Not only have these two great men been taken from us, but also the historic memory of why they died,
how their dreams have been twisted and what does all of this portend for the next Big Dreamer.
If Dr. King and
Brown were only dreamers, they would have been alive today. Dr. King was one of the 20th century’s greatest prophets,
a man who had the skills to analyze, organize and activate. The King movement showed first the victims and then the victimizers
that the way U.S. blacks were forced to live under a reign of terror, without dignity nor democracy, was a sin and a scandal.
King and the movement reordered traditional social relationships. That meant no longer would blacks, browns, women,
the handicapped or any other group accept the status of a valueless nobody without a fight. And this vision of equality was
translated into a world-view that challenges this nation’s concept of a global superiority that permits it to invade
other countries to steal their resources and subjugate their people.
King, the activist, is not the King that the
media serves up ever King holiday that has him sleepwalking through history. The King the media has created could be used
in ads for mattresses: "Come buy the King mattress and you too could have a dream."
King in his prophetic mission
did not always use somnambulistic language, but fiery challenges, not much different from the spirited sermons of Pastor Jeremiah
Wright. King often quoted the Negro fight song that "before I be a slave, I’ll be buried in my grave and go home
to my Lord and be free."
King’s militant non-violent context resulted in his death. Unfortunately as
we commemorate his death, the nagging questions surrounding it, as well as that of Brown, remain. For example:
Why
were the two black firemen who watched over Dr.

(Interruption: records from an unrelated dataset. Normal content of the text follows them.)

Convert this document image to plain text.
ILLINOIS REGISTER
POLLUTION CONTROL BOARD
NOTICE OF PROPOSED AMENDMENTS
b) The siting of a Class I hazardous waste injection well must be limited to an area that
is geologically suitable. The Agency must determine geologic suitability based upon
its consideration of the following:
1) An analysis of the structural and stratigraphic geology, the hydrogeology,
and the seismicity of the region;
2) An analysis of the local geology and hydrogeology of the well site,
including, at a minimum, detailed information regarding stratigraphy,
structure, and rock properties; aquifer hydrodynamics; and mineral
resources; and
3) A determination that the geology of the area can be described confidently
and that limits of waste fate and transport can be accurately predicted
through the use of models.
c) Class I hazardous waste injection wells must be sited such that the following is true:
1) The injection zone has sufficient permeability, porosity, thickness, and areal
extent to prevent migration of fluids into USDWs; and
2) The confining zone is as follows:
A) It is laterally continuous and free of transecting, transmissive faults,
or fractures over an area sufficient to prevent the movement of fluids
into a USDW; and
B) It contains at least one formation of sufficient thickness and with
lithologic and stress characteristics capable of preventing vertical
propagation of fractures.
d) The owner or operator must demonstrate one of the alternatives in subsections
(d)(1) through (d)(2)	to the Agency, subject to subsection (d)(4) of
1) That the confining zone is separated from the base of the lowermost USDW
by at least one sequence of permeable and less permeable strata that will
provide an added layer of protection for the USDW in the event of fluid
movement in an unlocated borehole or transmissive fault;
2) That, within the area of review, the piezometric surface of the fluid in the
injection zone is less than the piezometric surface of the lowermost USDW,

King when he was in Memphis transferred from their post the evening before
the killing?
Why has the sworn testimony of Lloyd Jowers been ignored? Jowers, who owned Jim’s Grill across from
the Lorraine Motel, said he was offered $100,000 from a Mafia businessman to set up the killing of King in which a patsy (James
Earl Ray) would be provided. Jowers said after the shooting, he took the "smoking rifle," from the hit man, who
was not Ray.
Why has Rev. Walter Fauntroy, the former delegate from the District of Columbia, who was on the sub-committee
of the King assassination panel, maintained: "The assassination was a conspiracy involving operatives in our intelligence
agency, including the military, along with the Mafia and corporate interests."

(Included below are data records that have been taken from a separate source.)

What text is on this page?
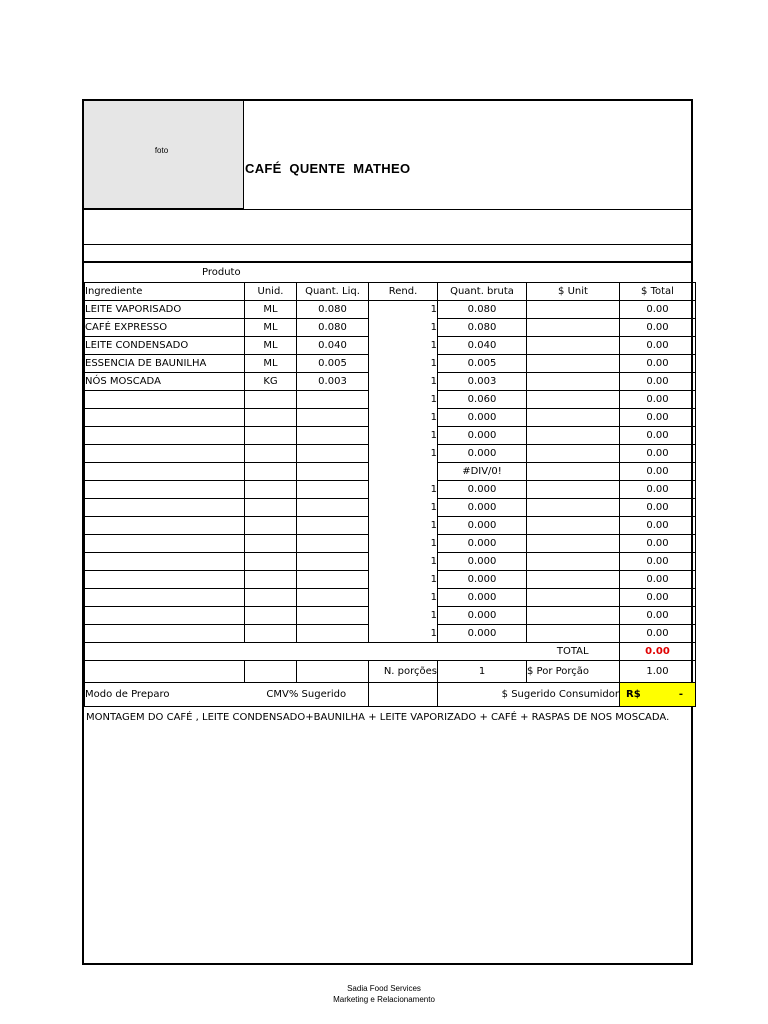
foto
CAFÉ  QUENTE  MATHEO
Produto
Ingrediente	Unid.	Quant. Liq.	Rend.	Quant. bruta	$ Unit	$ Total
LEITE VAPORISADO	ML	0.080	1	0.080		0.00
CAFÉ EXPRESSO	ML	0.080	1	0.080		0.00
LEITE CONDENSADO	ML	0.040	1	0.040		0.00
ESSENCIA DE BAUNILHA	ML	0.005	1	0.005		0.00
NÓS MOSCADA	KG	0.003	1	0.003		0.00
			1	0.060		0.00
			1	0.000		0.00
			1	0.000		0.00
			1	0.000		0.00
				#DIV/0!		0.00
			1	0.000		0.00
			1	0.000		0.00
			1	0.000		0.00
			1	0.000		0.00
			1	0.000		0.00
			1	0.000		0.00
			1	0.000		0.00
			1	0.000		0.00
			1	0.000		0.00
					TOTAL	0.00
			N. porções	1	$ Por Porção	1.00
Modo de Preparo	CMV% Sugerido			$ Sugerido Consumidor		R$ -
MONTAGEM DO CAFÉ , LEITE CONDENSADO+BAUNILHA + LEITE VAPORIZADO + CAFÉ + RASPAS DE NOS MOSCADA.
Sadia Food Services
Marketing e Relacionamento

In the case of Brown, two weeks
before his plane crashed, he called me to his office to observe a new plan of action, which he felt would drastically change
the plight of Africa, by launching a new program based on trade not aid.

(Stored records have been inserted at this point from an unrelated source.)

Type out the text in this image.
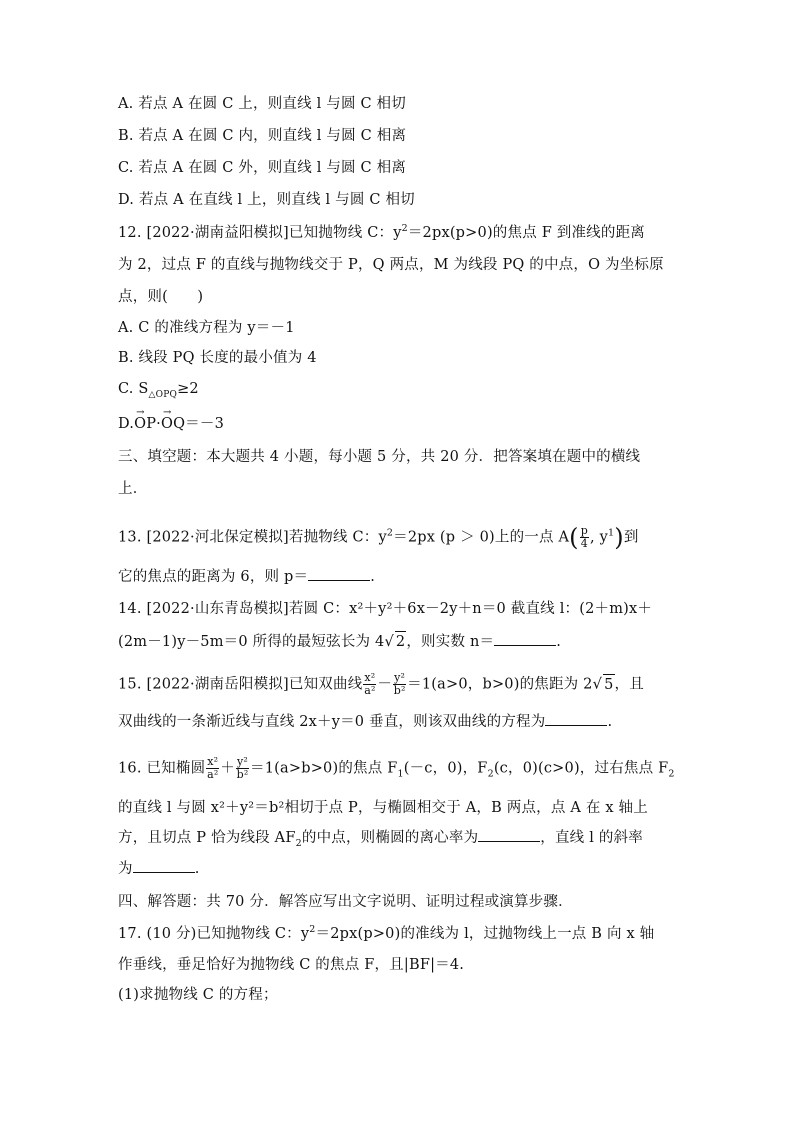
A. 若点 A 在圆 C 上，则直线 l 与圆 C 相切
B. 若点 A 在圆 C 内，则直线 l 与圆 C 相离
C. 若点 A 在圆 C 外，则直线 l 与圆 C 相离
D. 若点 A 在直线 l 上，则直线 l 与圆 C 相切
12. [2022·湖南益阳模拟]已知抛物线 C：$y^2=2px(p>0)$的焦点 F 到准线的距离
为 2，过点 F 的直线与抛物线交于 P，Q 两点，M 为线段 PQ 的中点，O 为坐标原
点，则(　　)
A. C 的准线方程为 y＝－1
B. 线段 PQ 长度的最小值为 4
C. $S_{\triangle OPQ}\ge 2$
D.→ OP·→ OQ＝－3
三、填空题：本大题共 4 小题，每小题 5 分，共 20 分．把答案填在题中的横线
上．
13. [2022·河北保定模拟]若抛物线 C：$y^2=2px$ (p ＞ 0)上的一点 $A( \frac{p}{4}$ , $y^1$)到
它的焦点的距离为 6，则 p＝	.
14. [2022·山东青岛模拟]若圆 C：x²＋y²＋6x－2y＋n＝0 截直线 l：(2＋m)x＋
(2m－1)y－5m＝0 所得的最短弦长为 4√ 2，则实数 n＝	.
15. [2022·湖南岳阳模拟]已知双曲线 $\frac{\text{x²}}{\text{a²}} - \frac{\text{y²}}{\text{b²}} =1(a>0$，b>0)的焦距为 2√ 5，且
双曲线的一条渐近线与直线 2x＋y＝0 垂直，则该双曲线的方程为	.
16. 已知椭圆 $\frac{\text{x²}}{\text{a²}} + \frac{\text{y²}}{\text{b²}} =1(a>b>0)$的焦点 $F_1(-c$，0)，$F_2(c$，0)(c>0)，过右焦点 $F_2$
的直线 l 与圆 x²＋y²＝b²相切于点 P，与椭圆相交于 A，B 两点，点 A 在 x 轴上
方，且切点 P 恰为线段 $AF_2$的中点，则椭圆的离心率为	，直线 l 的斜率
为	.
四、解答题：共 70 分．解答应写出文字说明、证明过程或演算步骤．
17. (10 分)已知抛物线 C：$y^2=2px(p>0)$的准线为 l，过抛物线上一点 B 向 x 轴
作垂线，垂足恰好为抛物线 C 的焦点 F，且|BF|＝4.
(1)求抛物线 C 的方程；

Brown, too, was a big dreamer whose dreams
would have benefited people of color globally. Few people these days mention him nor is there any action to investigate why
forensic pathologists stepped forward and put their careers on the line to say that Brown’s skull had a hole that resembled
a bullet wound. Yet, to my knowledge there has been no independent autopsy and neither are the media or civil rights groups
clamoring for it.
No credible explanations were ever given to why there were no cockpit recorders aboard the government
aircraft, why an experienced pilot was replaced by someone with lesser experience and why the maintenance chief at the airport
where Brown’s plane crashed, was found dead before U.S. investigators reached him, reportedly from a self-inflicted
wound.
If Obama becomes the first black president, this would mean a black man would be commander- in -chief of
the most lethal superpower on the globe. In addition under his administration, he could influence world trade, the global
financial markets, the course of the Middle East and shape the direction of the U.S. Supreme Court.
Even more important,
Obama would possibly be privy to all or most of the United States dirty secrets.
At least two other African-Americans
who stepped on or into the power stream of the United States were taken out.
As the nation commemorates Dr. King,
I can’t help but worry if the rulers of a nation built on the foundation of white supremacy will once again see the
dreamer coming.
And then would they slay him?
Dr. Barbara A. Reynolds, an ordained minister, is author of
several books, including "NO I Won’t Shut UP, is an adjunct professor at the Howard University School of Divinity
and a religion columnist for the National Newspapers Publishers Association.